I believe that the most important principle to preserve the integrity of the research project is “Respect confidentiality and privacy” Upholding individuals’ rights to confidentiality and privacy is a central tenet of every psychologist’s work. However, many privacy issues are idiosyncratic to the research population, writes Susan Folkman, PhD, in “Ethics in Research with Human Participants” (APA, 2000). For instance, researchers need to devise ways to ask whether participants are willing to talk about sensitive topics without putting them in awkward situations, say experts.
That could mean they provide a set of increasingly detailed interview questions so that participants can stop if they feel uncomfortable. And because research participants have the freedom to choose how much information about themselves they will reveal and under what circumstances, psychologists should be careful when recruiting participants for a study, says Sangeeta Panicker, PhD, director of the APA Science Directorate’s Research Ethics Office. For example, it’s inappropriate to obtain contact information of members of a support group to solicit their participation in research.
However, you could give your colleague who facilitates the group a letter to distribute that explains your research study and provides a way for individuals to contact you, if they’re interested. Other steps researchers should take include: 1) Discuss the limits of confidentiality. Give participants information about how their data will be used, what will be done with case materials, photos and audio and video recordings, and secure their consent. 2) Know federal and state law. Know the ins and outs of state and federal law that might apply to your research.
For instance, the Goals 2000: Education Act of 1994 prohibits asking children about religion, sex or family life without parental permission. Another example is that, while most states only require licensed psychologists to comply with mandatory reporting laws, some laws also require researchers to report abuse and neglect. That’s why it’s important for researchers to plan for situations in which they may learn of such reportable offenses.

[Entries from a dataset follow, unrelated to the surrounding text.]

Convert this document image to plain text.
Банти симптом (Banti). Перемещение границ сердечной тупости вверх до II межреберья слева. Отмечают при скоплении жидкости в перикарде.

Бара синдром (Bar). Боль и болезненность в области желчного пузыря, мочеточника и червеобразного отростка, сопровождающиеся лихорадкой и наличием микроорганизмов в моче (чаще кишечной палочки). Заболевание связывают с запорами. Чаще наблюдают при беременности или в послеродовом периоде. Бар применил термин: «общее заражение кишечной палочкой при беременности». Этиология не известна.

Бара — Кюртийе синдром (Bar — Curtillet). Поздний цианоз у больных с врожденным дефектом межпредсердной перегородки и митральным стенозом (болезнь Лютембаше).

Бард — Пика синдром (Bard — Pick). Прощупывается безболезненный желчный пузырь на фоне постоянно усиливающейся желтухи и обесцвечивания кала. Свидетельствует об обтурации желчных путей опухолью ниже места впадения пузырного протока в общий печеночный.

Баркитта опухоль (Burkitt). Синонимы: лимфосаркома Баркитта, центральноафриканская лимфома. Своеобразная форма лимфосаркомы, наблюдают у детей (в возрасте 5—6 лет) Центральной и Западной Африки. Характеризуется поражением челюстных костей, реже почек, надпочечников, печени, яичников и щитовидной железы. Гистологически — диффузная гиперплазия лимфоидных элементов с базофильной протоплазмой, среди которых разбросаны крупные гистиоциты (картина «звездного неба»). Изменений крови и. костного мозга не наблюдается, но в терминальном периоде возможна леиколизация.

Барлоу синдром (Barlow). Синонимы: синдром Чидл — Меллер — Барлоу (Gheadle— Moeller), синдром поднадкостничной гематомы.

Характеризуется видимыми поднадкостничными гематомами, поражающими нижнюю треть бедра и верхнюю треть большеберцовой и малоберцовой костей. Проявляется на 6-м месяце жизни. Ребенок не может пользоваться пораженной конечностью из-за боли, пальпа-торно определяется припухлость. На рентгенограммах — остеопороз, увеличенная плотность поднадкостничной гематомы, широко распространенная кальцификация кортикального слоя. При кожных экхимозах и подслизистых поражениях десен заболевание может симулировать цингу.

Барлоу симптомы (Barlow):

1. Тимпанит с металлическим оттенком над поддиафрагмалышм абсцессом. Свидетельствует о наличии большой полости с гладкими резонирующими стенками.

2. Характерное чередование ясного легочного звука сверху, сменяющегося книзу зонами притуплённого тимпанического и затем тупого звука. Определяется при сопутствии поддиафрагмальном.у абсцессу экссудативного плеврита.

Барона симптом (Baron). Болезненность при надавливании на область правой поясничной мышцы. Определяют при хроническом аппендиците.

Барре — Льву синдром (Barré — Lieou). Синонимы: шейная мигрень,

Generally, research psychologists can consult with a clinician or their institution’s legal department to decide the best course of action. 3) Take practical security measures.
Be sure confidential records are stored in a secure area with limited access, and consider stripping them of identifying information, if feasible. Also, be aware of situations where confidentiality could inadvertently be breached, such as having confidential conversations in a room that’s not soundproof or putting participants’ names on bills paid by accounting departments. 4) Think about data sharing before research begins. If researchers plan to share their data with others, they should note that in the consent process, specifying how they will be shared and whether data will be anonymous.
For example, researchers could have difficulty sharing sensitive data they’ve collected in a study of adults with serious mental illnesses because they failed to ask participants for permission to share the data. Or developmental data collected on videotape may be a valuable resource for sharing, but unless a researcher asked permission back then to share videotapes, it would be unethical to do so. When sharing, psychologists should use established techniques when possible to protect confidentiality, such as coding data to hide identities.
“But be aware that it may be almost impossible to entirely cloak identity, especially if your data include video or audio recordings or can be linked to larger databases,” says Merry Bullock, PhD, associate executive director in APA’s Science Directorate. 5) Understand the limits of the Internet. Since Web technology is constantly evolving, psychologists need to be technologically savvy to conduct research online and cautious when exchanging confidential information electronically. If you’re not a Internet whiz, get the help of someone who is. Otherwise, it may be possible for others to tap into data that you thought was properly protected.